Health care industry middlemen are getting rich by making Georgians pay more for health care. The Federal Trade Commission (FTC) recently released an interim report in its investigation into these bad actors, known as pharmacy benefit managers (PBMs), which found that PBMs are profiting at the expense of patients and independent pharmacies. It’s time for state and federal legislators and regulators to bust this anticompetitive industry up.
When I opened my first retail pharmacy in Pooler, Ga., PBMs were nothing more than paper processors, filing claims on behalf of their clients. Today, the three biggest PBMs determine if patients can get the care they need, where patients can fill their prescriptions and how much that prescription will cost.
Handout
Handout
I’m not opposed to anyone making money. Georgia is the No. 1 state in the nation to do business, a status I am proud to remind people of when I’m in Washington, D.C. Honest companies make money by providing value to their clients, which pay a fair price for the good and services they receive.

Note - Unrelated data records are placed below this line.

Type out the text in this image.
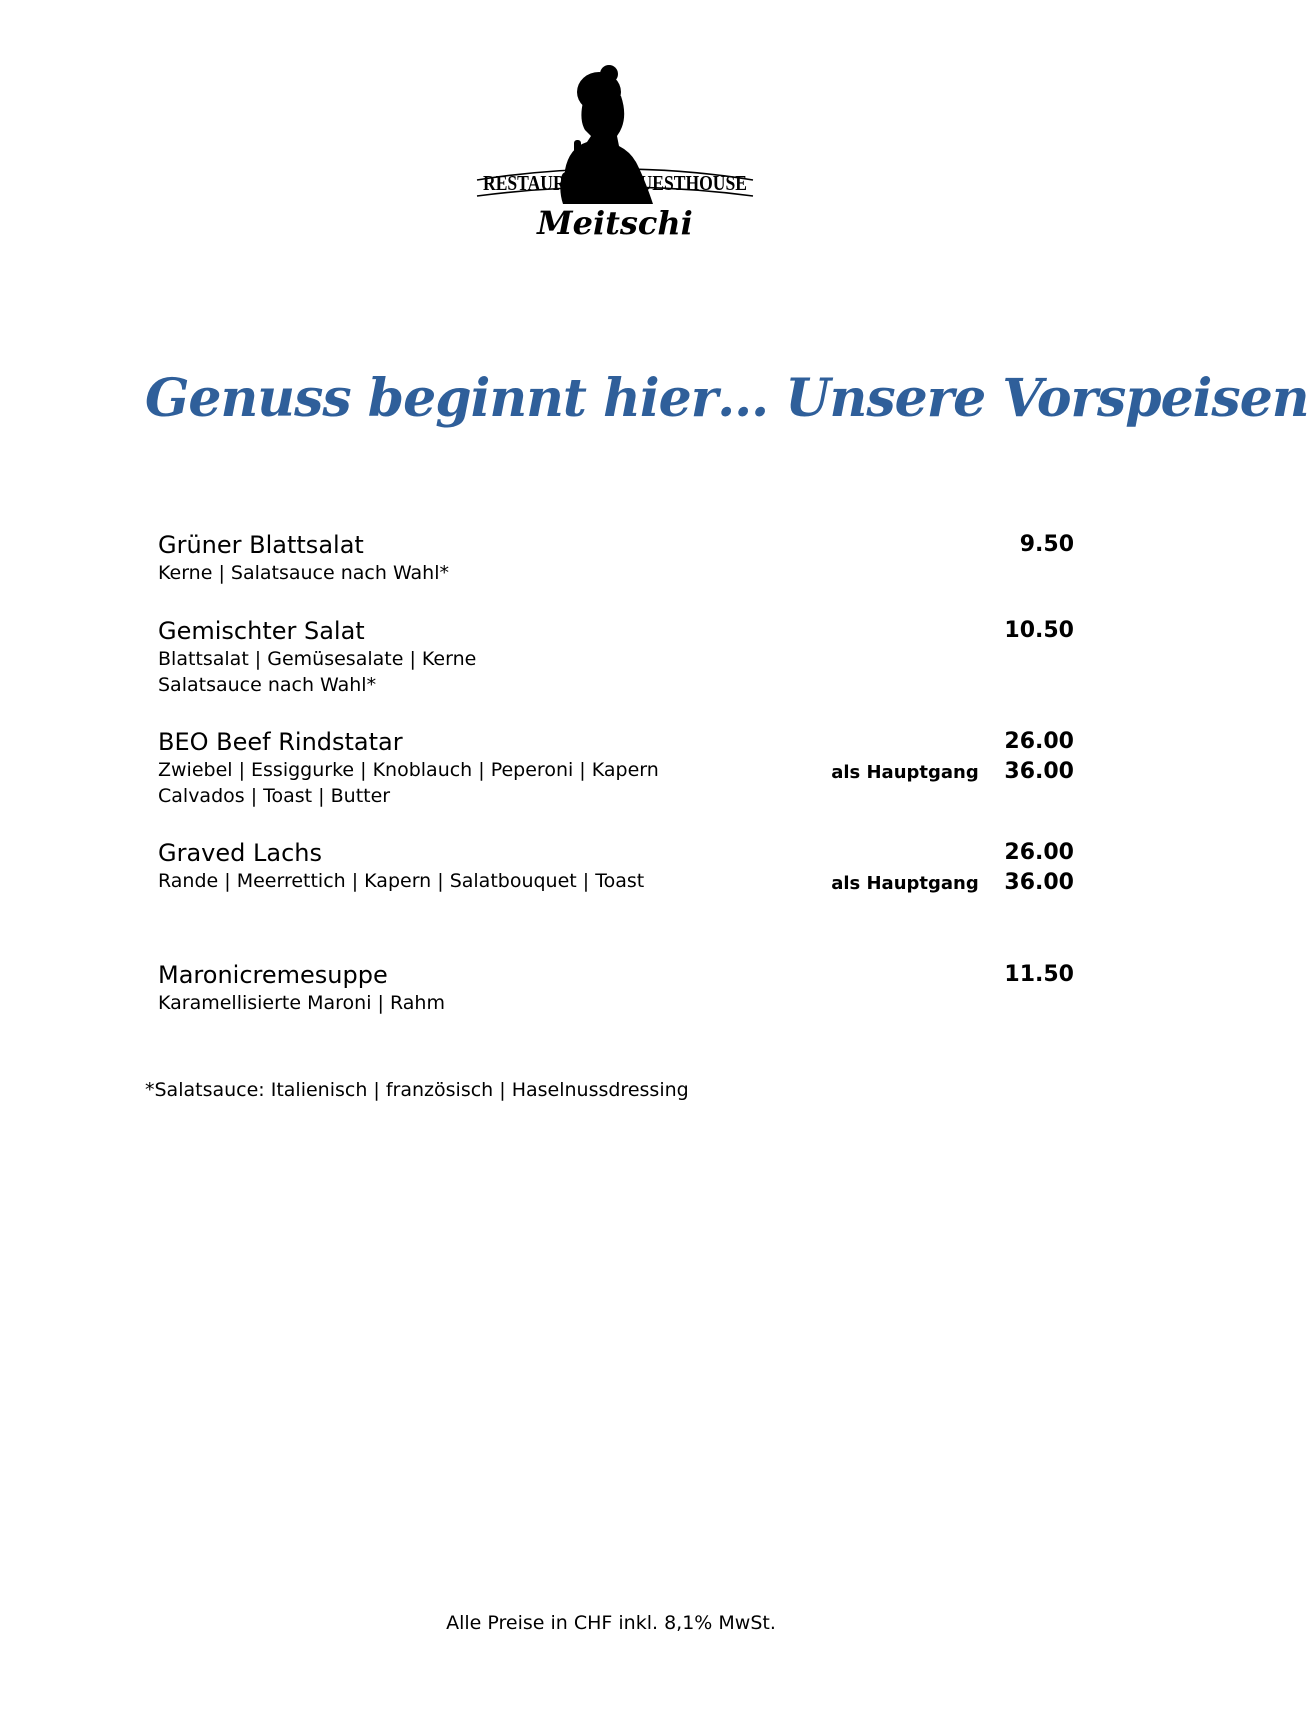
RESTAURANT & GUESTHOUSE
Meitschi
Genuss beginnt hier… Unsere Vorspeisen
Grüner Blattsalat
Kerne | Salatsauce nach Wahl*
9.50
Gemischter Salat
Blattsalat | Gemüsesalate | Kerne
Salatsauce nach Wahl*
10.50
BEO Beef Rindstatar
Zwiebel | Essiggurke | Knoblauch | Peperoni | Kapern
Calvados | Toast | Butter
26.00
als Hauptgang 36.00
Graved Lachs
Rande | Meerrettich | Kapern | Salatbouquet | Toast
26.00
als Hauptgang 36.00
Maronicremesuppe
Karamellisierte Maroni | Rahm
11.50
*Salatsauce: Italienisch | französisch | Haselnussdressing
Alle Preise in CHF inkl. 8,1% MwSt.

PBMs claim that they provide value to patients by negotiating lower prices on their behalf; however, the opposite is true.
Over the past decade, prescription drug costs have grown by 40%. In that same period of time, UnitedHealth, Cigna and CVS/Aetna, which control 80% of all prescriptions filled in the United States, saw a 250% increase in their combined earnings. When faced with this clear contradiction, PBMs pass the blame onto the drug manufacturers. There’s no question that drug manufacturers need to do a better job with pricing; but at least they’re putting money back into research and development for lifesaving cures. PBMs don’t, and they provide no other value to patients or providers that justifies billions of dollars in revenue.
The cancer drug Gleevec is an example of PBMs’ bad practices in action. The drug went generic in 2016 and can be bought today for as little as $55 a month. But CVS Health and Cigna can charge $6,600 a month or more for Gleevec prescriptions — forcing cancer patients to ration or even skip doses.
Courtesy Buddy Carter
Courtesy Buddy Carter
These predatory pricing tactics are threatening Georgians’ lives. Mattie from Moreland, Ga., has a very rare genetic disorder called spinal variant neurofibromatosis type 1 (NF1), which causes tumors on every single level of his spinal cord and his chest wall. Recently, Mattie’s health had improved to the point at which he was able to return home after a long stay in the pediatric hospital. However, at the end of May, CVS Caremark denied Mattie access to a lifesaving drug he had been on for two years, and he almost died as a result. Now, he’s back at the hospital for the foreseeable future.
PBMs didn’t want to pay for Mattie’s necessary medication, and the rest of his life could be impacted because of it.
PBMs also make it harder for patients to access health care services by putting independent pharmacies out of business. Between 2013 and 2022, about 10% of independent retail pharmacies in rural America closed. PBMs are forcing many of these closures by paying pharmacies that they own higher reimbursements than they’re paying to independent pharmacies. In one case, chain pharmacies received 2,000% more than independent pharmacies for dispensing the cholesterol-lowering drug atorvastatin. That’s not good business; that’s theft.
The FTC came to a similar conclusion in its interim report, finding that vertical integration has given PBMs significant power to steer patients toward pharmacies they own, negotiate unfair contract terms with independent pharmacies and limit access to generic or lower-cost drugs by excluding them from their list of covered medications, or formulary. The FTC is right, and it’s getting worse by the day. In 2023, we lost roughly 300 independent pharmacies in the United States. In 2024, we are on track to lose more than one pharmacy per day. This leads to pharmacy deserts, especially in rural areas, and further health care consolidation, eroding the quality, accessibility and affordability of health care.
A few months ago, during an Energy and Commerce Committee member meeting with the Congressional Budget Office, I asked Director Phillip Swagel to give me one example of health care consolidation leading to lower prices for patients. Neither he nor any of his 20 staff members present could give me an example. In fact, I have yet to see a single example, and that’s because it doesn’t exist. Health care consolidation harms patients — and PBMs are the worst offenders.
It’s time to bust up the pharmacy benefit mafia for good.
Buddy Carter, a Republican, represents coastal Georgia in the U.S. House of Representatives.